I'd guess you've seen the bumper sticker on somebody's car;
"These colors don't run" with a U.S. flag, and I'm always glad they are --
There to remind me, when in 'Nam I was a POW;
From '67 to '73, i remember vividly now.
The camp was in Hao Lo - the Hanoi Hilton it was known;
I was just a Major then, and our treatment brutal shown,
Three years went by, however, and the beatings they were less;
When they put us out in The Common to bathe (because we were a mess).
One day, at the water tank, we had gathered all;
When a young Navy pilot named Christian found a rag near our prison wall,
It was a handkerchief in the gutter - a filthy, dirty rag;
And he managed to sneak it into our cell and began to make it a flag.
Over time we loaned him soap bits, and days he spent to clean;
And we helped by scrounging and stealing bits and pieces we had seen,
At night under his mosquito net, on the flag he worked erstwhile;
He made red and blue from dregs of ink and ground-up roofing tile.

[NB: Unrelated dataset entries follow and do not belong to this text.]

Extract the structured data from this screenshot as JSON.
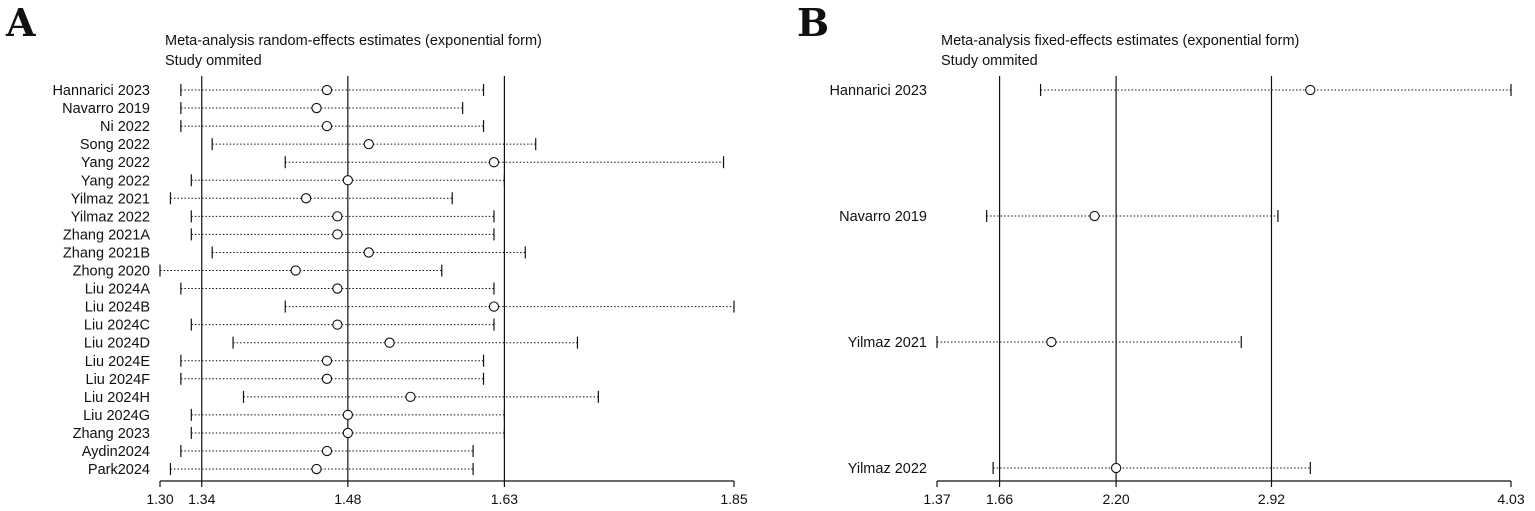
{
  "chart_data": [
    {
      "type": "forest",
      "panel_label": "A",
      "title": "Meta-analysis random-effects estimates (exponential form)",
      "subtitle": "Study ommited",
      "xlim": [
        1.3,
        1.85
      ],
      "x_ticks": [
        "1.30",
        "1.34",
        "1.48",
        "1.63",
        "1.85"
      ],
      "reference_lines": [
        1.34,
        1.48,
        1.63
      ],
      "studies": [
        {
          "label": "Hannarici 2023",
          "estimate": 1.46,
          "lower": 1.32,
          "upper": 1.61
        },
        {
          "label": "Navarro 2019",
          "estimate": 1.45,
          "lower": 1.32,
          "upper": 1.59
        },
        {
          "label": "Ni 2022",
          "estimate": 1.46,
          "lower": 1.32,
          "upper": 1.61
        },
        {
          "label": "Song 2022",
          "estimate": 1.5,
          "lower": 1.35,
          "upper": 1.66
        },
        {
          "label": "Yang 2022",
          "estimate": 1.62,
          "lower": 1.42,
          "upper": 1.84
        },
        {
          "label": "Yang 2022",
          "estimate": 1.48,
          "lower": 1.33,
          "upper": 1.63
        },
        {
          "label": "Yilmaz 2021",
          "estimate": 1.44,
          "lower": 1.31,
          "upper": 1.58
        },
        {
          "label": "Yilmaz 2022",
          "estimate": 1.47,
          "lower": 1.33,
          "upper": 1.62
        },
        {
          "label": "Zhang 2021A",
          "estimate": 1.47,
          "lower": 1.33,
          "upper": 1.62
        },
        {
          "label": "Zhang 2021B",
          "estimate": 1.5,
          "lower": 1.35,
          "upper": 1.65
        },
        {
          "label": "Zhong 2020",
          "estimate": 1.43,
          "lower": 1.3,
          "upper": 1.57
        },
        {
          "label": "Liu 2024A",
          "estimate": 1.47,
          "lower": 1.32,
          "upper": 1.62
        },
        {
          "label": "Liu 2024B",
          "estimate": 1.62,
          "lower": 1.42,
          "upper": 1.85
        },
        {
          "label": "Liu 2024C",
          "estimate": 1.47,
          "lower": 1.33,
          "upper": 1.62
        },
        {
          "label": "Liu 2024D",
          "estimate": 1.52,
          "lower": 1.37,
          "upper": 1.7
        },
        {
          "label": "Liu 2024E",
          "estimate": 1.46,
          "lower": 1.32,
          "upper": 1.61
        },
        {
          "label": "Liu 2024F",
          "estimate": 1.46,
          "lower": 1.32,
          "upper": 1.61
        },
        {
          "label": "Liu 2024H",
          "estimate": 1.54,
          "lower": 1.38,
          "upper": 1.72
        },
        {
          "label": "Liu 2024G",
          "estimate": 1.48,
          "lower": 1.33,
          "upper": 1.63
        },
        {
          "label": "Zhang 2023",
          "estimate": 1.48,
          "lower": 1.33,
          "upper": 1.63
        },
        {
          "label": "Aydin2024",
          "estimate": 1.46,
          "lower": 1.32,
          "upper": 1.6
        },
        {
          "label": "Park2024",
          "estimate": 1.45,
          "lower": 1.31,
          "upper": 1.6
        }
      ]
    },
    {
      "type": "forest",
      "panel_label": "B",
      "title": "Meta-analysis fixed-effects estimates (exponential form)",
      "subtitle": "Study ommited",
      "xlim": [
        1.37,
        4.03
      ],
      "x_ticks": [
        "1.37",
        "1.66",
        "2.20",
        "2.92",
        "4.03"
      ],
      "reference_lines": [
        1.66,
        2.2,
        2.92
      ],
      "studies": [
        {
          "label": "Hannarici 2023",
          "estimate": 3.1,
          "lower": 1.85,
          "upper": 4.03
        },
        {
          "label": "Navarro 2019",
          "estimate": 2.1,
          "lower": 1.6,
          "upper": 2.95
        },
        {
          "label": "Yilmaz 2021",
          "estimate": 1.9,
          "lower": 1.37,
          "upper": 2.78
        },
        {
          "label": "Yilmaz 2022",
          "estimate": 2.2,
          "lower": 1.63,
          "upper": 3.1
        }
      ]
    }
  ]
}
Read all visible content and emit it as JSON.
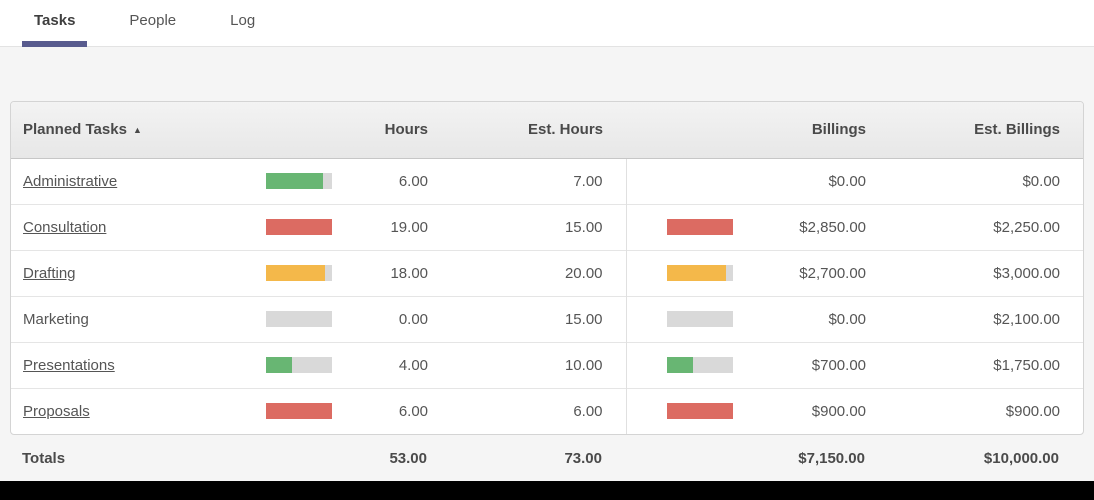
{
  "tabs": [
    {
      "label": "Tasks",
      "active": true
    },
    {
      "label": "People",
      "active": false
    },
    {
      "label": "Log",
      "active": false
    }
  ],
  "colors": {
    "green": "#68b673",
    "red": "#dc6b62",
    "orange": "#f4b84a",
    "bar_track": "#d9d9d9",
    "active_tab_underline": "#585b8e"
  },
  "table": {
    "header": {
      "task": "Planned Tasks",
      "sort_glyph": "▲",
      "hours": "Hours",
      "est_hours": "Est. Hours",
      "billings": "Billings",
      "est_billings": "Est. Billings"
    },
    "rows": [
      {
        "task": "Administrative",
        "is_link": true,
        "hours": "6.00",
        "est_hours": "7.00",
        "billings": "$0.00",
        "est_billings": "$0.00",
        "hours_bar": {
          "percent": 86,
          "color": "green"
        },
        "billings_bar": null
      },
      {
        "task": "Consultation",
        "is_link": true,
        "hours": "19.00",
        "est_hours": "15.00",
        "billings": "$2,850.00",
        "est_billings": "$2,250.00",
        "hours_bar": {
          "percent": 100,
          "color": "red"
        },
        "billings_bar": {
          "percent": 100,
          "color": "red"
        }
      },
      {
        "task": "Drafting",
        "is_link": true,
        "hours": "18.00",
        "est_hours": "20.00",
        "billings": "$2,700.00",
        "est_billings": "$3,000.00",
        "hours_bar": {
          "percent": 90,
          "color": "orange"
        },
        "billings_bar": {
          "percent": 90,
          "color": "orange"
        }
      },
      {
        "task": "Marketing",
        "is_link": false,
        "hours": "0.00",
        "est_hours": "15.00",
        "billings": "$0.00",
        "est_billings": "$2,100.00",
        "hours_bar": {
          "percent": 0,
          "color": "green"
        },
        "billings_bar": {
          "percent": 0,
          "color": "green"
        }
      },
      {
        "task": "Presentations",
        "is_link": true,
        "hours": "4.00",
        "est_hours": "10.00",
        "billings": "$700.00",
        "est_billings": "$1,750.00",
        "hours_bar": {
          "percent": 40,
          "color": "green"
        },
        "billings_bar": {
          "percent": 40,
          "color": "green"
        }
      },
      {
        "task": "Proposals",
        "is_link": true,
        "hours": "6.00",
        "est_hours": "6.00",
        "billings": "$900.00",
        "est_billings": "$900.00",
        "hours_bar": {
          "percent": 100,
          "color": "red"
        },
        "billings_bar": {
          "percent": 100,
          "color": "red"
        }
      }
    ],
    "totals": {
      "label": "Totals",
      "hours": "53.00",
      "est_hours": "73.00",
      "billings": "$7,150.00",
      "est_billings": "$10,000.00"
    }
  }
}
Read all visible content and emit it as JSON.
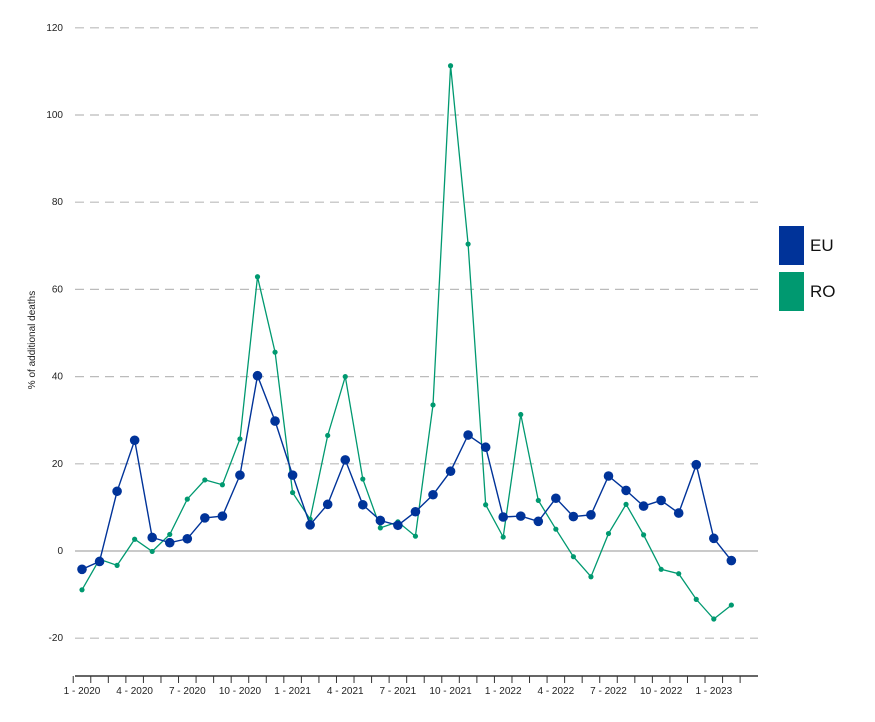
{
  "chart_data": {
    "type": "line",
    "title": "",
    "xlabel": "",
    "ylabel": "% of additional deaths",
    "ylim": [
      -28,
      120
    ],
    "yticks": [
      -20,
      0,
      20,
      40,
      60,
      80,
      100,
      120
    ],
    "grid": true,
    "legend_position": "right",
    "x": [
      "1 - 2020",
      "2 - 2020",
      "3 - 2020",
      "4 - 2020",
      "5 - 2020",
      "6 - 2020",
      "7 - 2020",
      "8 - 2020",
      "9 - 2020",
      "10 - 2020",
      "11 - 2020",
      "12 - 2020",
      "1 - 2021",
      "2 - 2021",
      "3 - 2021",
      "4 - 2021",
      "5 - 2021",
      "6 - 2021",
      "7 - 2021",
      "8 - 2021",
      "9 - 2021",
      "10 - 2021",
      "11 - 2021",
      "12 - 2021",
      "1 - 2022",
      "2 - 2022",
      "3 - 2022",
      "4 - 2022",
      "5 - 2022",
      "6 - 2022",
      "7 - 2022",
      "8 - 2022",
      "9 - 2022",
      "10 - 2022",
      "11 - 2022",
      "12 - 2022",
      "1 - 2023",
      "2 - 2023"
    ],
    "x_tick_labels": [
      "1 - 2020",
      "4 - 2020",
      "7 - 2020",
      "10 - 2020",
      "1 - 2021",
      "4 - 2021",
      "7 - 2021",
      "10 - 2021",
      "1 - 2022",
      "4 - 2022",
      "7 - 2022",
      "10 - 2022",
      "1 - 2023"
    ],
    "series": [
      {
        "name": "EU",
        "color": "#003399",
        "values": [
          -4.2,
          -2.4,
          13.7,
          25.4,
          3.1,
          1.9,
          2.8,
          7.6,
          8.0,
          17.4,
          40.2,
          29.8,
          17.4,
          6.0,
          10.7,
          20.9,
          10.6,
          7.0,
          5.9,
          9.0,
          12.9,
          18.3,
          26.6,
          23.8,
          7.8,
          8.0,
          6.8,
          12.1,
          7.9,
          8.3,
          17.2,
          13.9,
          10.3,
          11.6,
          8.7,
          19.8,
          2.9,
          -2.2
        ]
      },
      {
        "name": "RO",
        "color": "#009970",
        "values": [
          -8.9,
          -1.9,
          -3.3,
          2.7,
          -0.1,
          3.8,
          11.9,
          16.3,
          15.2,
          25.7,
          62.9,
          45.6,
          13.4,
          7.3,
          26.5,
          40.0,
          16.5,
          5.3,
          6.7,
          3.4,
          33.5,
          111.3,
          70.4,
          10.6,
          3.2,
          31.3,
          11.6,
          5.0,
          -1.3,
          -5.9,
          4.0,
          10.7,
          3.7,
          -4.2,
          -5.2,
          -11.1,
          -15.6,
          -12.4
        ]
      }
    ]
  }
}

He painted the colours onto the cloth with a watery rice-based glue;
And with thread from his blanket and a makeshift needle, he stitched a starry hue,
A few days later, at early morn, "Hey, Look!" he whispered aloud;
And he held up his work, in a make-shift breeze, waving it so proud.
Straight-backed pride and sharp salutes made it all too clear;
Just what that smudgy fabric was, when some eyes filled with tears,
But once a week we were stripped and the guards went through our clothes;
And during one of these checks, they found the flag and their hot-head tempers rose.
We knew too well what would occur, that very night they came;
They tore open the cell and pulled Christian out, pinning on him all the blame.
And we heard the beginnings of torture, before they had him in the hold;
Night interrogations were always the worst - heartless, endless and cold.
And the beatings, they were always bad, and they beat him most of the night;
And they pushed what was left of him back through the door, just before day's light,
Our Navy pilot was badly broken, his voice was even gone;
But within two weeks, despite the danger, he began his task anon.
Another flag made from rags - bold stripes amidst many a star;
A symbol of our great nation and what many of us are,
Even now, I think of Christian, and the flag made proud by he;
And although confined in a prison cell, our proud spirit did soar free!